Vladimir Putin’s favourite conductors both travel with excess baggage.

The paedophilia court-case arising from Mikhail Pletnev’s parallel life in Thailand has suddenly overshadowed his Western activities: when Britain’s popular press got its claws into him, it was a foregone conclusion that this wonderful musician would be forced to withdraw from the Proms. Meanwhile Valery Gergiev’s very public anti-Georgian warmongering (when Moscow and Tbilisi came to blows two years ago) makes his position as conductor of the World Orchestra for Peace somewhat piquant. But here he was, and here they were, presenting the second of two consecutive nights of Mahler symphonies.

Set up by Sir Georg Solti in 1995, this band consists of principal players from orchestras all over the world, and by definition they can’t spend much time together. Moreover, Gergiev is an exceptionally busy fellow. How much rehearsal-time did they have for this concert? Not enough, one sensed, as they launched into the filigree-delicate opening movement of Mahler’s Fourth, with its woodwind and sleigh-bells ringing out over gentle strings. This movement felt businesslike rather than magical, and for its spell to work, every moving part in the complex edifice must be controlled with fastidious precision. The second movement is designed to start with a very particular frisson, as a solo violin tuned sharp is played like a street-musician’s fiddle against the well-bred backdrop of the orchestral strings. Here that moment, which depends on a refined set of sonic balances, went for nothing. But the further this genially sunlit work progressed, the more it came together, and soprano Camilla Tilling’s paean to the joys of Mahler’s (very strange) child’s-eye view of heaven made a gloriously serene climax.

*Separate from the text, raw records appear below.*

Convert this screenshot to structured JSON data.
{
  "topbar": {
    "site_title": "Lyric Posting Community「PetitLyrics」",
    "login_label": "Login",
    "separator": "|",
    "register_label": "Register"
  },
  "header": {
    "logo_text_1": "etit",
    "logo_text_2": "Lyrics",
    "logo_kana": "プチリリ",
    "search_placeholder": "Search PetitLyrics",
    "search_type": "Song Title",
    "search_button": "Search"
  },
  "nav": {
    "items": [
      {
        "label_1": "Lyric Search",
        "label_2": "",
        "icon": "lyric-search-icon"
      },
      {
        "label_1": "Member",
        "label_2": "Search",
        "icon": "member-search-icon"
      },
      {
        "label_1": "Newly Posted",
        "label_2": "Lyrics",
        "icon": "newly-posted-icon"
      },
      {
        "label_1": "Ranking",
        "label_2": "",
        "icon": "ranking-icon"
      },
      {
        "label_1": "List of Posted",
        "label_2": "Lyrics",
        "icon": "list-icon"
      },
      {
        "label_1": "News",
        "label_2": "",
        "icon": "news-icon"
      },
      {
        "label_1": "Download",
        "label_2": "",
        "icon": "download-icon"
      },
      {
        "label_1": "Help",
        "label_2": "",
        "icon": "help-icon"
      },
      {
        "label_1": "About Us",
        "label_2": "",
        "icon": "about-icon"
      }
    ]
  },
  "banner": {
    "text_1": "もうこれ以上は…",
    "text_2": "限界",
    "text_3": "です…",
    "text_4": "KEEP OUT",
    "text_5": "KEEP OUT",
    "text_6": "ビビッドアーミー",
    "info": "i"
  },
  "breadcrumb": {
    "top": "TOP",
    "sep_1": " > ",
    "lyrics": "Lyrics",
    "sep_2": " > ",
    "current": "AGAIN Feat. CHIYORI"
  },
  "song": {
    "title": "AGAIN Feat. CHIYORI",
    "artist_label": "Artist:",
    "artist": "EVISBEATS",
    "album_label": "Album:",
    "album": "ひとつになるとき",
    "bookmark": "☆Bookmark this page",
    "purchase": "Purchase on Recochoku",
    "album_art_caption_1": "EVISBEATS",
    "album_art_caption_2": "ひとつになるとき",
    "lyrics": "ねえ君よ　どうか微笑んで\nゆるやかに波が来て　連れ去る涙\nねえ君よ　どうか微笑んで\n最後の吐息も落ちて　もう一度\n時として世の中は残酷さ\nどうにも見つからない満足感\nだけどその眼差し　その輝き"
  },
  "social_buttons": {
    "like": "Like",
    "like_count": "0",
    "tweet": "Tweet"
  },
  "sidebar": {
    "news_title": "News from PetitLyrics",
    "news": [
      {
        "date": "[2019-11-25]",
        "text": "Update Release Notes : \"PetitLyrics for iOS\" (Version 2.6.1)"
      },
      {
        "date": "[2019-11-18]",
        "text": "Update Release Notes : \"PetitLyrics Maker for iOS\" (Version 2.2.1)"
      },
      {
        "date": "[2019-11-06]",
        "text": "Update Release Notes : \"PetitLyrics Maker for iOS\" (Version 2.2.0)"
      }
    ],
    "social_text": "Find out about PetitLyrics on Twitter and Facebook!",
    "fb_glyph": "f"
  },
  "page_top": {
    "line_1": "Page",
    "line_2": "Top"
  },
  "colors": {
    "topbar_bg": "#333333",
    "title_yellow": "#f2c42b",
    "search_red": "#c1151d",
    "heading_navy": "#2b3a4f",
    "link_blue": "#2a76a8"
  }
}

The period between the composition of Mahler’s fourth and fifth symphonies was marked by a life-threatening illness and the start of his relationship with the forceful Alma Schindler: the great Adagietto which was his love-song to her – and round which Visconti built his film ‘Death in Venice’ – was delivered by this orchestra with as honeyed a softness as you could wish. With the brilliant Timur Martynov taking the trumpet solo, and with Gail Williams and Valerie Aldrich-Smith the soloists on horn and harp respectively, the orchestral rough edges of this performance were gracefully smoothed.